If this is memory and imagination, he thought, as he sat down to drink the tall glass of pineapple juice, topped with an umbrella and a cherry, then it’s good. Just like Billy said.
But it was different now. He knew it. He couldn’t let it go.
He looked around the room. There would never be a surprise in this room, never something new to find.
He looked up to find Jadda watching him. ‘Go to the beach,’ she said softly. ‘G
o and be with your friends.’
It was what Jadda would have said. It was what he knew he needed too.
He hugged her hard again, swiftly. Even if she was from his memory, she was still the Jadda he loved, who loved him too.

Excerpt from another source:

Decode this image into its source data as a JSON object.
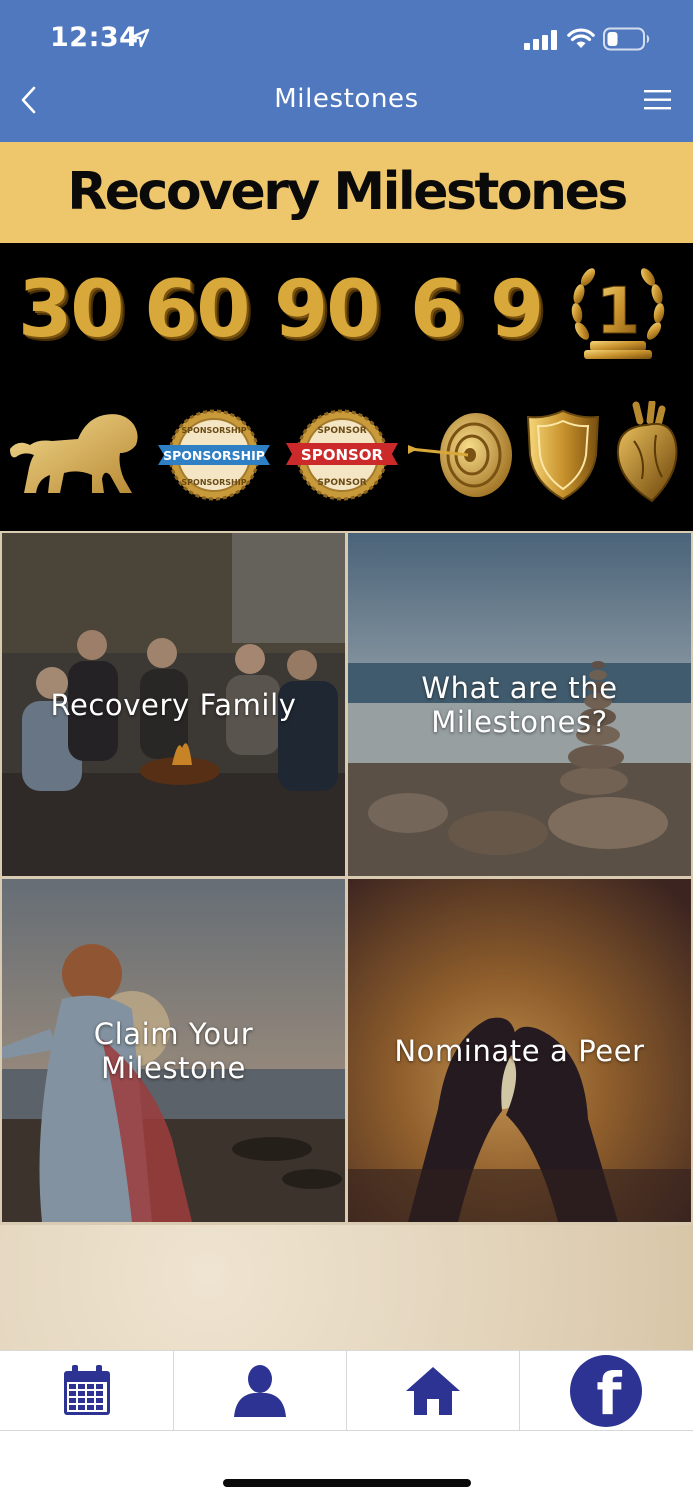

He jogged along the quiet street. No children played in the gardens. No women walked the footpath with shopping baskets. No one drove the shiny cars.
Why hadn’t he seen it before?
Because I didn’t want to, he thought. Because I needed quiet and safety.
He climbed the sand hill. Down on the beach Billy, Susannah, Mudurra and Juhi tossed the ball to each other. Billy hadn’t mentioned Juhi, he realised. She must have come with Mudurra. But then Juhi was only a girl. He trudged down the sand. Billy looked up at him and gave a grin of relief.
‘Hey, good to see you, matey. Come on down.’
He’s glad I haven’t gone through the doorway, thought Faris. He’s glad I’m still here, and safe. Billy wasn’t the bully he had at first thought. He was a protector, just like Susannah.
One by one the others wandered down the sand hill and joined in the game. Faris looked at them curiously. It was as though until now they had just been playmates, part of the game. Now he suddenly wanted to know their stories and who they were.
Susannah brought down a mutton-and-potato stew for lunch. It wasn’t spiced like Jamila’s, but it was fatty and comforting. Did your mother make the stew? thought Faris, as he ran up the beach and took the giant pot from her. Or did it just appear, like my giant buffet breakfast is always on the table when I come out from the bathroom?
Where had Jamila come from? What was her dream Australia like? Were her bright scarves and dresses from her past, or were they the clothes she had longed for?